Friday, December 10, 2010

Surface Pressures

In the past, I've resisted letting anyone see my works-in-progress. I've never welcomed studio visitors and I seldom allow photography of unfinished paintings. Since my bankruptcy, when scores of my working drawings and reference photographs had to be surrendered to an auction house for sale, under the direction of a State-appointed trustee, I've taken to destroying sketches and failed drafts of every work I complete.
However, age and an increasing confidence in my skills has made me less uptight about protecting the opacity of my studio.
I spent yesterday morning mixing various skin tones for two of my larger-than-life-sized Big Pin-Ups. I dabbed samples on each canvas and let them sit for a few minutes until they darkened. After I had studied and compared the colours, first in daylight, then under warm tungsten lamps, the assistant wiped them off with turps. The process was repeated a few times until I got the colour just right.
I also adjusted the background colours. Each is built up with three to five layers of enamel. Usually, each coat is the same colour and the colour is refined from one coat to the next. Some colours need base coats – for example, I'll often lay down grey before a coat of orange – to make the final coat more lustrous. The base coats are invisible, unless the surface of the painting is scratched.
My favorite – a hot, creamy pink I refer to as 'Dooney pink' – is the one color that can never be used as a base coat. It bleeds so persistently through several layers of colour, even black, that its manufacturer discontinued it ten years ago. I bought the last 50 litres from the factory; now I'm down to the last four.
Painting has been hard graft this week.
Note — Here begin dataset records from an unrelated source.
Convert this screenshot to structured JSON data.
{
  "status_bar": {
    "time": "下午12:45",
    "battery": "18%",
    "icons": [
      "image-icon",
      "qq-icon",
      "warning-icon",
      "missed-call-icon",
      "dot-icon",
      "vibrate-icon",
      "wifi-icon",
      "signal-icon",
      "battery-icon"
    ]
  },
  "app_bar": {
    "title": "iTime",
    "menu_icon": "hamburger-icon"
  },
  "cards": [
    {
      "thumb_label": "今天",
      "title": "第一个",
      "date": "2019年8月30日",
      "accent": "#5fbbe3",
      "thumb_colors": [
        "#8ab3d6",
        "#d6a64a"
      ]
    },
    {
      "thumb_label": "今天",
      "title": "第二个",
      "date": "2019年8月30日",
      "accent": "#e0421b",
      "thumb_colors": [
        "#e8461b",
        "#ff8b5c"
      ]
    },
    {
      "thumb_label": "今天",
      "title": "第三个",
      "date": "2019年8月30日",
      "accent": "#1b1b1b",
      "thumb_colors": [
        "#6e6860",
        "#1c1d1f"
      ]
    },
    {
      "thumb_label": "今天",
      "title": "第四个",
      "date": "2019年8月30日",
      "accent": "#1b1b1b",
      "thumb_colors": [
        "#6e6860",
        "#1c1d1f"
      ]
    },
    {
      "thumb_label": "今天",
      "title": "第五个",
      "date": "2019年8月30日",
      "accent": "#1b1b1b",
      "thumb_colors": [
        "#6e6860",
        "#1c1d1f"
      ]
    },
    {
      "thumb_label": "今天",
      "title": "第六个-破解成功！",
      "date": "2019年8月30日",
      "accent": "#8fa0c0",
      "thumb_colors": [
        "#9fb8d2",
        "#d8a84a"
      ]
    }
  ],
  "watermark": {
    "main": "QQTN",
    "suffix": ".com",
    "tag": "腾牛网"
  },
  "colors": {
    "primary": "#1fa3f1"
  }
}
Monsoonal rains, which flooded nearby rural areas, have imposed a humidity so warm and heavy, it coats every surface of the studio with clammy moisture. Paint dries slowly, so slowly I've had to wait up to sixty hours between coats. My assistant has had several restless nights, waking at odd hours to adjust the temperature and air-flow through the studio and to check paint was hardening without smears or cracks.
The humidity also curls and flutes the expensive cold-pressed paper I use for my acrylic studies. A low-adhesive tape that secures the paper when I paint became too sticky. It lifted the coarse surface of a couple of sheets and tore another when it was removed. I've decided to stop until the weather improves.
It hasn't, yet.

2 comments:

Corey Rankin said...

nice to see

Karen Martin Sampson said...

Thank you for the little peek at how you work. The process is as of much interest to me as the final product. I don't envy all that humid weather - glad I live in Canada on the west coast - we have very rainy winters but the humidity is not pervasive.
Wishing you a great new year, Hazel. It has been wonderful to read about you and your progress. Glad you are doing so well now!